AT&T-DirecTV merger closer to reality with DirecTV shareholder approval

DirecTV shareholders have overwhelmingly voted for the proposed take-over by AT&T. 99% of votes cast were in favour of the deal, which, if approved by regulators, will mean 77% of all shares going to AT&T.

The proposed merger, first set in motion in May, has been met with some strong opposition from smaller US industry players. Over 90 members of the Minority Cellular Partner Coalition (MCPC) compiled a petition urging the US regulatory body FCC to stop the transaction, while Microsoft wrote a letter asking for the deal to be approved.

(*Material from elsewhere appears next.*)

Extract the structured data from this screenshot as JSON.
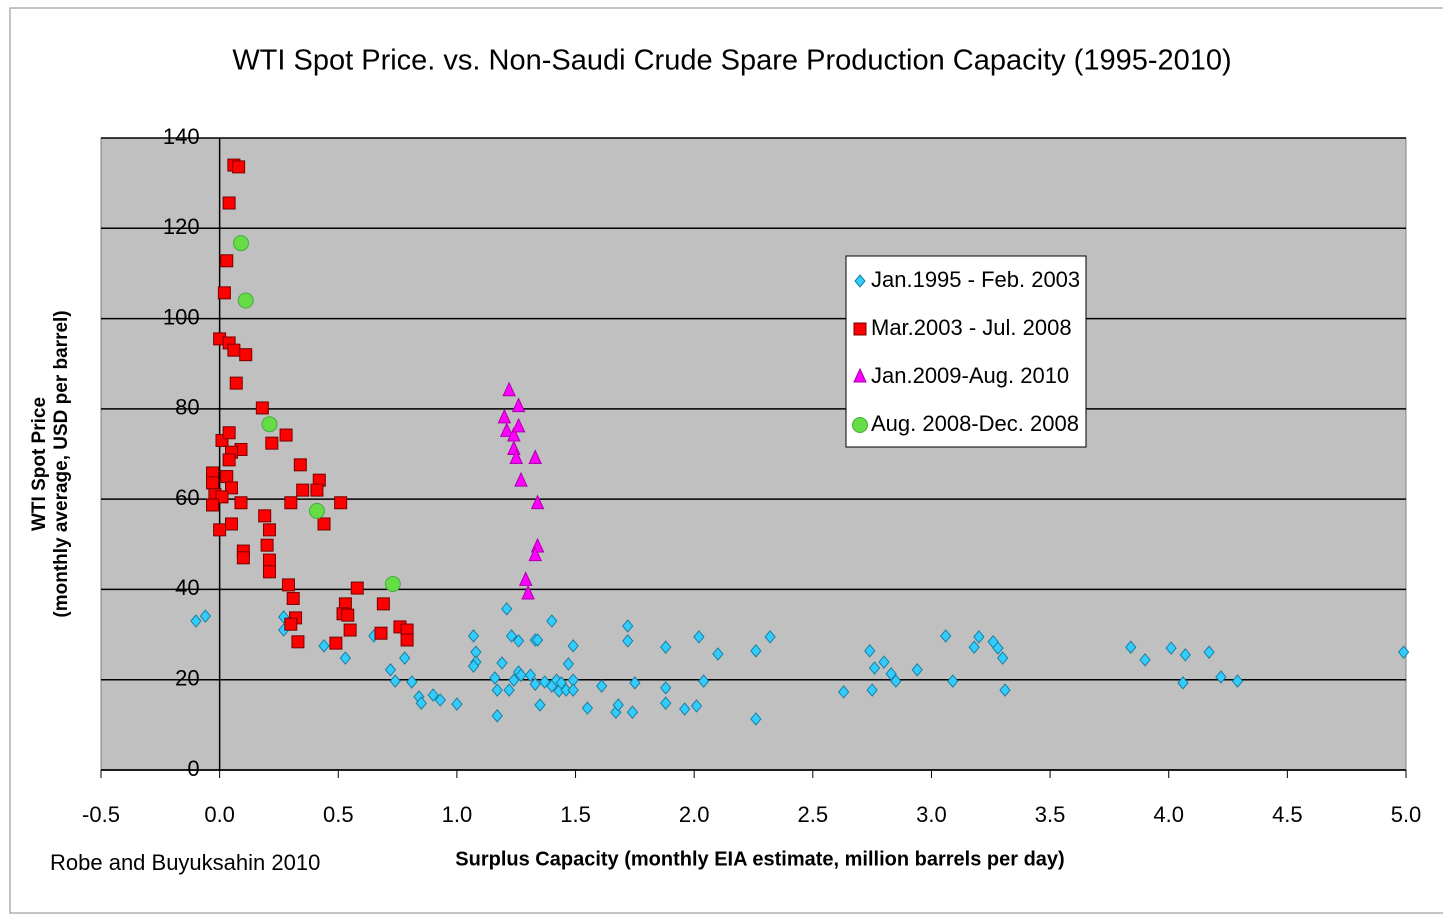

The main reason for the objection cited by the MCPC has been that in their view the merger is not in the public interest as it would lessen competition rather than increase it.

Netflix was the latest to write to the FCC about the merger. In its notice to the commission the OTT service provider said AT&T will see it as competition in the video streaming market, and asked that powerful conditions restricting paid peering should be put in place.

The $49 billion AT&T and DirecTV deal is expected to close within the first half of 2015. It will be AT&T’s biggest takeover since it acquired BellSouth in 2006 for $85 billion.

In the meanwhile, AT&T and DirecTV have reportedly set their eyes on troubled Comcast SportsNet Houston, the broadcasting service showing NBA team Houston Rockets and baseball team Houston Astros games.